India and the US were at odds over data localisation during Donald Trump's initial term.
India should diversify IT exports in order to reduce the risk of tariffs under Donald Trump, as a large portion of India's IT revenue is derived from the United States. This was stated by Global Trade Research Initiative on Sunday.
India's software exports reached $205 billion by 2023-24. According to the Reserve Bank of India (RBI)'s annual survey on computer-software and information technology enabled services (ITES) exported, 54% of these exports were from the US, with Europe coming in second at 31%.
Trump has also taken several measures during his first term to limit immigration. Trump also made a key promise in his polls to curb immigration.
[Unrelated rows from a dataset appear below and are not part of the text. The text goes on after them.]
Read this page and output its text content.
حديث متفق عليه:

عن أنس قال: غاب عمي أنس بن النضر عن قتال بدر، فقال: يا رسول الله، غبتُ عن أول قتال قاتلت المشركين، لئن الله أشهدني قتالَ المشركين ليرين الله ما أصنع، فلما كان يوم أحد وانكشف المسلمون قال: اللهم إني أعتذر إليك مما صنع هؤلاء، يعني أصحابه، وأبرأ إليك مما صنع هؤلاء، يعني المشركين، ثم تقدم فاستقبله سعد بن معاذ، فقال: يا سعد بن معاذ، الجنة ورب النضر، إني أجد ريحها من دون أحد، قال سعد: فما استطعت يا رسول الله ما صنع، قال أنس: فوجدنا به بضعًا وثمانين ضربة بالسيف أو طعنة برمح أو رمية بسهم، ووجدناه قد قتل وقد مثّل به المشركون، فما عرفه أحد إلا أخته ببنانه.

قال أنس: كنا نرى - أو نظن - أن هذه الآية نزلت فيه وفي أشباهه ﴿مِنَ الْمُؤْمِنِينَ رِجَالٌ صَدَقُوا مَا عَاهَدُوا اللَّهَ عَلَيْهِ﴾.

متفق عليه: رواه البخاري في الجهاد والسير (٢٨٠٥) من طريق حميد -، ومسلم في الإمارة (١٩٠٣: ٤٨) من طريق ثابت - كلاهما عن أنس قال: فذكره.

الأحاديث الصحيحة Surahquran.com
GTRI said that India must also strengthen its data policies and resist pressures from outside to freely share data. It should also continue to reject the Indo-Pacific Economic Framework for Prosperity trade pillar which could limit India's digital and labour policy.
During Trump’s first term, the US and India were at odds over the localisation of data. India refused to change its stance regarding data localisation when it came to plurilateral agreements with the WTO, and instead tightened its regulations. In April 2018, for example, the RBI required that payment system providers such as Mastercard, Visa and American Express store Indian residents' payments data in India.
India's draft policy on e-commerce, which contains robust provisions for localisation, is still stalled. This could be due to US pressure.
The report highlighted that other countries, such as Mexico, Canada and the ASEAN group, benefited more than India from the US-China Trade War. GTRI stated that India needs to strengthen its supply chains at home, produce key intermediates in order to reduce reliance upon China, improve cost efficiency, and make it easier to do business. This will help to increase export competitiveness.
GTRI stated that India's trade landscape is changing as Donald Trump returns to the US presidency. Trump's plans to impose new tariffs on Mexico, Canada and China could be beneficial for India.
India also gained significantly. US imports of Indian goods increased by $36,8 billion in this time period, from $50.5 billion up to $87.3 billion. India was the 6th biggest contributor to the increase in US imports, according to the report.
The key drivers of India's growth in exports were smartphones and telecom equipment. They contributed $6.2 billion (17.2% of the total), followed by medicines ($4.5 billion (12.4%), petroleum oil at $2.5 billion (6.8%), and solar panels at $1.9 billion (5.3%). Together, gold jewellery and lab-grown stones added $2.3 billion.